After overwhelming public opposition, the federal Office of Management and Budget has backed away from a plan to change the way it defines metropolitan and nonmetropolitan counties.

The proposal would have raised the minimum core-city size for a Metropolitan Statistical Area from 50,000 to 100,000 residents. The change would have reclassified 251 currently metropolitan counties as nonmetropolitan, based on current population figures. The affected counties contain a combined population of about 18 million. The change would have raised the nation’s nonmetropolitan population from about 46 million to 64 million.

Although the Office of Management and Budget (OMB) says its county-classification system is designed only for statistical purposes, the metropolitan/nonmetropolitan county designation is incorporated into an undetermined number of federal funding programs. Also, publications like the Daily Yonder use the county classification as a surrogate definition for rural. Even the venerable USDA Economic Research Service uses the nonmetropolitan classification as the starting point for much of its research on rural conditions.

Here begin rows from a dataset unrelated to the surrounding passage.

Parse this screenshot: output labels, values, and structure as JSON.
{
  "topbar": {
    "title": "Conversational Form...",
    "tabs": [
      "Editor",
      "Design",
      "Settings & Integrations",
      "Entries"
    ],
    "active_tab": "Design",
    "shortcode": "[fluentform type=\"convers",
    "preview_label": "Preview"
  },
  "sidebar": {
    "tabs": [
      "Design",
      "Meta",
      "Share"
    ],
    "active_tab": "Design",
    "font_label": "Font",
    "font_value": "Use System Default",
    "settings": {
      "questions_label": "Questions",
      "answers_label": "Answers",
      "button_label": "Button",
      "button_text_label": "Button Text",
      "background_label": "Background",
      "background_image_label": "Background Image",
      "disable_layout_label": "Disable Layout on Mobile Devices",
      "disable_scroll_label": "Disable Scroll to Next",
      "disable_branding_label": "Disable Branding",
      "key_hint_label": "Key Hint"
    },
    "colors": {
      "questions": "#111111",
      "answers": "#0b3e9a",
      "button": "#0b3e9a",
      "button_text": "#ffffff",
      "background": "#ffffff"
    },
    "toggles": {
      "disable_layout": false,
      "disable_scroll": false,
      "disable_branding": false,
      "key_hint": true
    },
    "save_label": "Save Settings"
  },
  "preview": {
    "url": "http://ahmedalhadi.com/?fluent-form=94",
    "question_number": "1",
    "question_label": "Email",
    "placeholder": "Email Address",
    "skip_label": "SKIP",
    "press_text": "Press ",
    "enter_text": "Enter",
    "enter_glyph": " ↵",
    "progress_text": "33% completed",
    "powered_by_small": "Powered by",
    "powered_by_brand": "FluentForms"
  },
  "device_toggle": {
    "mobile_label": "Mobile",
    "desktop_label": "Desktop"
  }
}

The proposal to change the Metropolitan Statistical Area definition led to a national campaign to urge the OMB to abandon the change. The campaign helped prompt 734 comments on the measure. Ninety-seven percent of those comments opposed the redefinition.

The OMB’s inter-agency standards review committee subsequently withdrew its support for raising the population threshold for core-cities of Metropolitan Statistical Areas. The committee recommends a “delaying action” on the change and says there should be additional research and analysis on the issue.

Most of the comments on the proposed change cited the impact the redefinition could have on federal funding for rural and urban programs, the OMB document states. But OMB did not consider those concerns in its decision. “OMB establishes and maintains these [metropolitan and micropolitan] areas solely for statistical purposes,” the document states. “In reviewing and revising these areas, OMB does not take into account, or attempt to anticipate, any public or private sector nonstatistical uses of the delineations.”

The sign-on letter for the national campaign that opposed the redefinition of metropolitan areas said OMB needs to be more realistic about how federal agencies use the definitions.

“The proposed change to the MSA standards would not just be ‘statistical’ – it would have both financial and capacity consequences for rural places,” according to the sign-on letter. “Despite OMB’s insistence to the contrary, federal programs often use the OMB standards to inform definitions of ‘rural’ and ‘urban’ that influence eligibility requirements, allocation formulas, scoring criteria, and several other dimensions of [federal] program administration.”

In a press release, OMB said it would continue to study the metropolitan definition. A primary reason for raising the population threshold of core cities from 50,000 to 100,000 is that the definition has not kept pace with growth in the U.S. population, the press release states.

Five other small changes in the metropolitan classification system were enacted. These include eliminating special statistical areas used in New England, maintaining the use of commuting as a way to determine which outlying counties are part of a metropolitan area, making new provisions for how Puerto Rico is integrated into the county classification system, and other administrative matters.